Aelf’s testnet functionalities offered were

💠 Multi-node P2P communication

💠 Smart contract

💠 Parallel processing

💠 Cluster

💠 Basic DPOS consensus

Unlike EOS, Aelf went ahead and made all codes are available on GitHub and created a guide to welcome all developers to recreate and improve the testnet. With the support of this documentation, a developer can learn and apply

How to build a local test environment

How to write a contract, publish a contract, execute a contract;

Test data executed in parallel operation.

Before the mainnet launch, the team has planned to implement cross-chain interaction, complete the network economic system, peripheral tools and improve the developer system as well.

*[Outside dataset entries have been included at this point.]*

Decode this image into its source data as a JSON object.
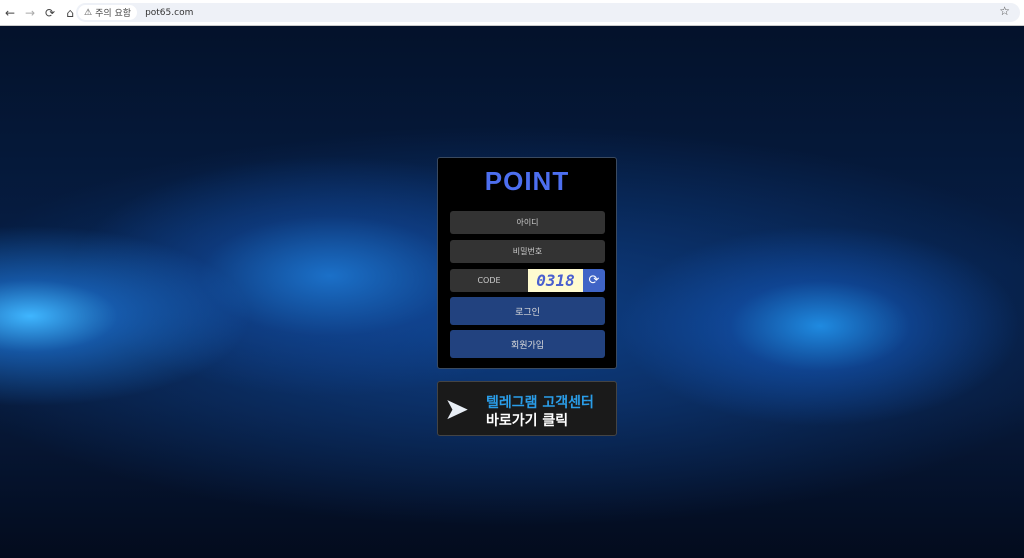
{
  "browser": {
    "back": "←",
    "forward": "→",
    "reload": "⟳",
    "home": "⌂",
    "warning_label": "주의 요함",
    "url": "pot65.com",
    "bookmark": "☆"
  },
  "login": {
    "logo": "POINT",
    "id_placeholder": "아이디",
    "pw_placeholder": "비밀번호",
    "code_label": "CODE",
    "captcha": "0318",
    "login_label": "로그인",
    "signup_label": "회원가입"
  },
  "telegram": {
    "line1": "텔레그램 고객센터",
    "line2": "바로가기 클릭"
  },
  "colors": {
    "accent": "#22427f",
    "logo": "#4d6ff0",
    "telegram": "#2a9de8"
  }
}
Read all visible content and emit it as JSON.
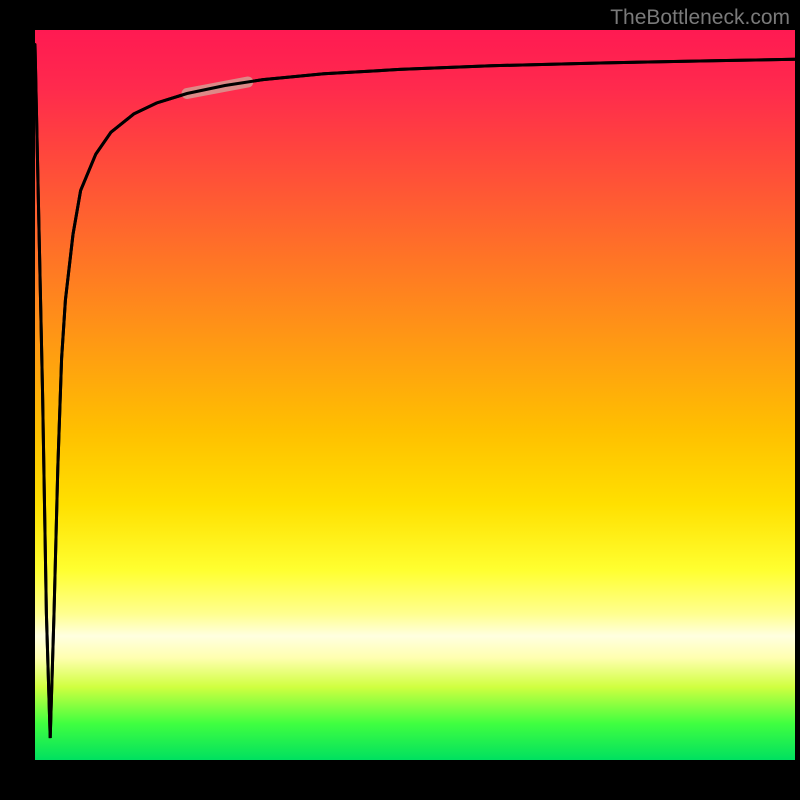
{
  "watermark": "TheBottleneck.com",
  "chart_data": {
    "type": "line",
    "title": "",
    "xlabel": "",
    "ylabel": "",
    "xlim": [
      0,
      100
    ],
    "ylim": [
      0,
      100
    ],
    "x": [
      0,
      1,
      1.5,
      2,
      2.5,
      3,
      3.5,
      4,
      5,
      6,
      8,
      10,
      13,
      16,
      20,
      25,
      30,
      38,
      48,
      60,
      75,
      90,
      100
    ],
    "values": [
      98,
      50,
      20,
      3,
      20,
      40,
      55,
      63,
      72,
      78,
      83,
      86,
      88.5,
      90,
      91.3,
      92.4,
      93.2,
      94,
      94.6,
      95.1,
      95.5,
      95.8,
      96
    ],
    "highlight_x_range": [
      20,
      28
    ],
    "background_gradient": {
      "top": "#ff1a52",
      "middle": "#ffd000",
      "bottom": "#00e060"
    }
  }
}
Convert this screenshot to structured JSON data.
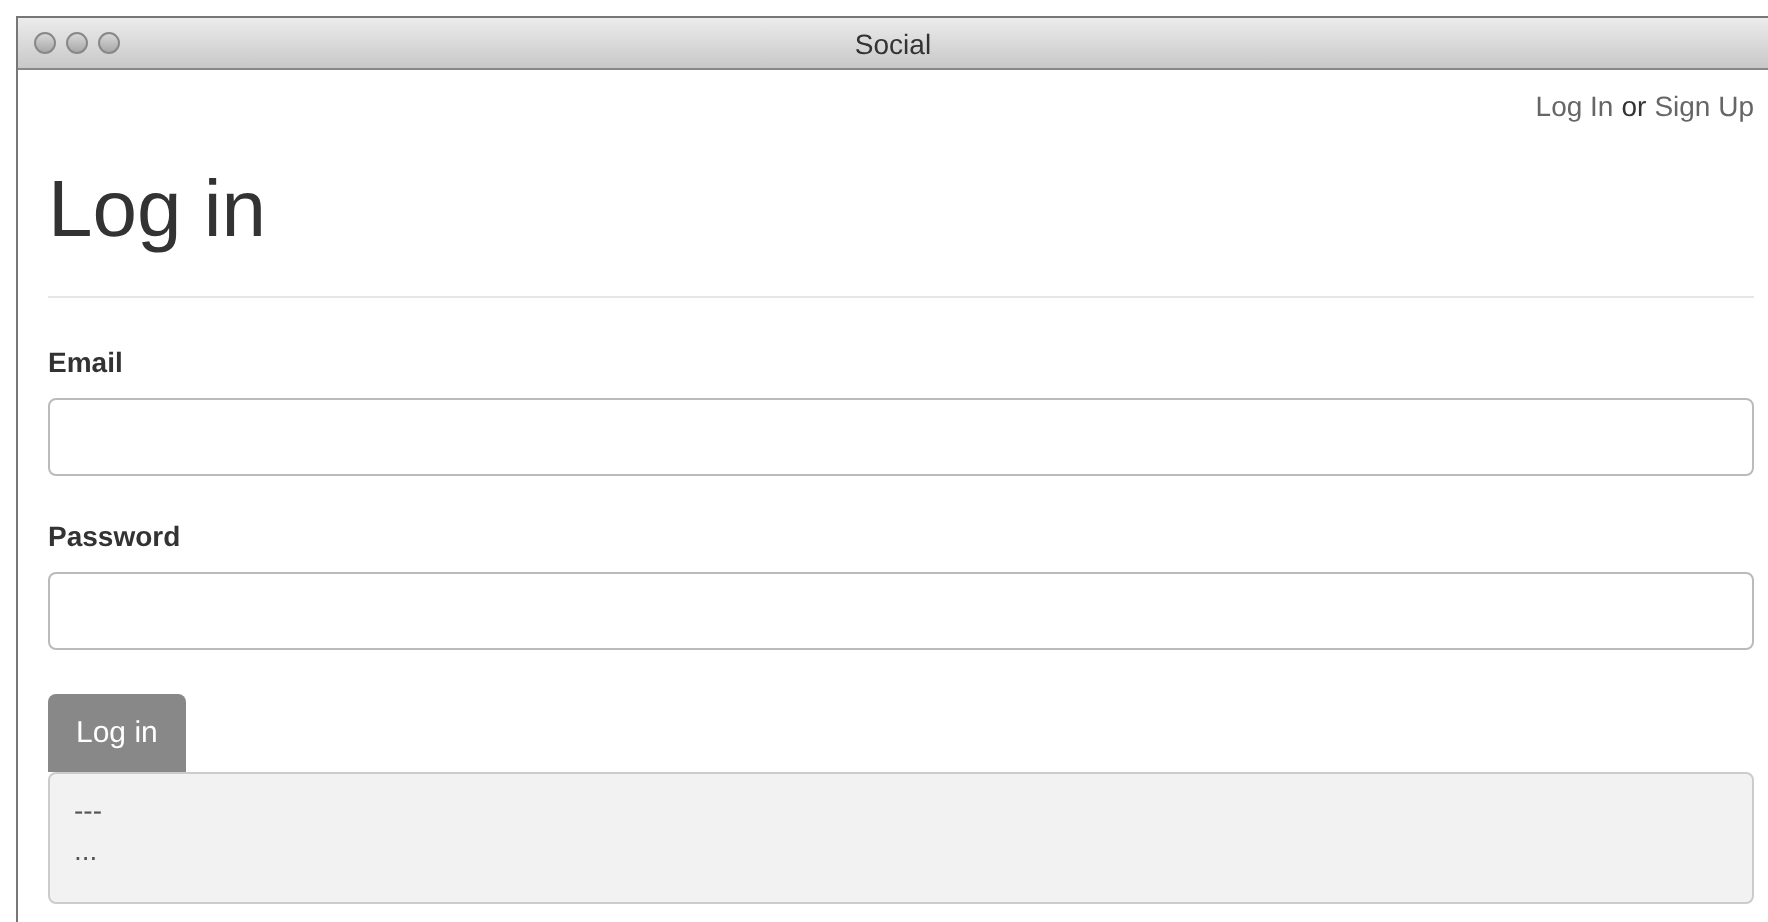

The team also was keeping the community posted about its progress via its weekly reports on development progress updates.

Development Progress Update (Mar 17th)

Unlike EOS which created a bounty once the flaw was discovered, Aelf went ahead with a developer bounty to improve the testnet and upcoming mainnet

All these were done as part of the collective initiative to pool in more brains and make the testnet foolproof. Aelf has made it quite clear on various occasions that they have followed closely the mainnet launches of projects like EOS, learned where it went wrong and have improved on the launch process to reduce the errors and issues that these projects have suffered. All these are done keeping in mind that they will be having a successful launch and the mainnet will be able to fully support large-scale commercial use helping adaptation of blockchain at an enterprise level.


Moving a project from a whitepaper to having its own blockchain is no small feat. Since we are in the earlier stage of crypto, these kinds of small setback are bound to happen. What matters is how the new and upcoming projects learn from these setbacks and iterate their process to have a smooth and successful product launch in future.

Disclaimer: I am a community member of Aelf and am passionate about the blockchain. I will not receive any payments for the same as well.

Always keep in mind that trading digital assets involves significant risk and can result in the loss of your invested capital. You should take into consideration your level of experience, investment objectives and seek independent financial advice if necessary.